While they still have power, many from North Carolina to Massachusetts have posted photos and videos of the destruction Hurricane Sandy left in its wake on the Web as the storm inches closer to making landfall on the East Coast. There are over 52,000 tweets about Hurricane Sandy in the past hour, according to Topsy.

However, a lot of Twitter and Facebook users are sharing photos with their friends and followers that didn’t actually occur. Some of the photos are a simple Photoshop trick, but others are fooling some of the nation’s top news organizations, and they are receiving thousands of retweets.

1) Ominous Statue of Liberty cloud

Lady Liberty’s fate looks uncertain as dark clouds loom nearby, but she’s not in any immediate danger.

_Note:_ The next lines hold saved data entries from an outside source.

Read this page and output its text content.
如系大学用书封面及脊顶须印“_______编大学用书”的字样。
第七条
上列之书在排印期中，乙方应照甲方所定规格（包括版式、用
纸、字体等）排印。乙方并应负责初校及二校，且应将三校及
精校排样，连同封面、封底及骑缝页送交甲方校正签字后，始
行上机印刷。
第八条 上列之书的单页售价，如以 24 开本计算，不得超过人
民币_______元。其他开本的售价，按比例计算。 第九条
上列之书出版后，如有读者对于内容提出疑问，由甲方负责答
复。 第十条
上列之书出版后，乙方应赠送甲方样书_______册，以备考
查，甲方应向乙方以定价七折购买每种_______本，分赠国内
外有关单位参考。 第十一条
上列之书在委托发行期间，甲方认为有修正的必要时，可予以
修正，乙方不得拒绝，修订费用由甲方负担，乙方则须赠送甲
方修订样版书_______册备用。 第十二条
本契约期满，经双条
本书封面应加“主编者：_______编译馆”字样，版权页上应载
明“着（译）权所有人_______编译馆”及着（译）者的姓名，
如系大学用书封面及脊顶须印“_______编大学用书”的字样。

Snopes.com originally debunked the photo in 2010. The photo is actually a manipulation of the Statue of Liberty photo and a 2004 photograph of a supercell thunderstorm in Nebraska by photographer Mike Hollingshead.

Photo via Jason Otts/Facebook

2) Tomb of the Unknown Soldier

Dan Marshall’s photo of three soldiers guarding the Tomb of the Unknown Soldier at Arlington Cemetery went viral earlier Monday. While the photograph is real, the context is misleading. The Old Guard confirmed that while there is a soldier still guarding the Tomb, the photo that caught so much buzz was taken in September.


Photo via Dan Marshall/Facebook

3) George Washington Bridge

The George Washington Bridge connects New Jersey to New York City, but travelers don’t have to worry about this particular scenario, as the bridge is scheduled to partially close. The photo was not taken today, and as Elliot Bentley pointed out, this is a stock photo from 2009.

Photo via @maxzchua/Twitter

4) Flooded McDonald’s

DMV Followers’s photo of a flooded McDonald’s in Virginia Beach was retweeted over 1,100 times, but it’s not real. In fact, it’s not even from a photograph. It’s actually a still image from Flooded McDonald’s, a film from Superflex.


Photo via @DMVFollowers/Twitter

5) Statue of Liberty hit by tidal waves

The birthday girl can’t catch a break. Just one day after turning 100, the famous statue suffers wave after wave from the rising Hudson River…or does it? The still is a scene from the 2004 disaster movie The Day After Tomorrow in which the Statue is consumed by a tsunami heading towards New York City, which Snopes.com also confirmed.

Photo via @giovanni_king/Instagram

6) Clouds looming over Empire State Building

The widespread photo is not of Hurricane Sandy, but of a 2011 thunderstorm in Manhattan and the original photograph appeared in the Wall Street Journal and taken by Charles Menijvar through a tinted window, according to IsTwitter Wrong.


Photo via @J7mster/Twitter

7) Lower Manhattan hit by tidal wave

The photo hit Twitter with less success than some of the others on this list. It’s not one of the best Photoshop jobs, and you can also see the Twin Towers of the World Trade Center in the top right of the photograph.

Photo via @ry_hudson/Twitter

8) Sharks in NYC

Did the sharks actually take Manhattan? Buzzfeed debunked JAMSTER’s second photo on our list in their “Are those Hurricane Sandy Photos Real or Fake” quiz.


Photo via @J7mster/Twitter

9) Happy Independ—oh, wait.

BuzzFeed’s Andrew Kaczynski posted the fake photo of clouds looming over the Statue of Liberty on Twitter, and later poked fun at his mistake by tweeting a picture of “Hurricane Sandy over Manhattan,” which is actually a still from the movie Independence Day.

Photo via @ryanhatesthis/Twitpic

10) Godzilla takes Manhattan

Always one to find the humor in things, George Takei posted a photoshopped pic of his own, which shows Godzilla inching closer to shore, with the following message: “Fans are concerned about Photoshopped storm images being shared to cause alarm, so I verified this one first with Fox News.” Touché.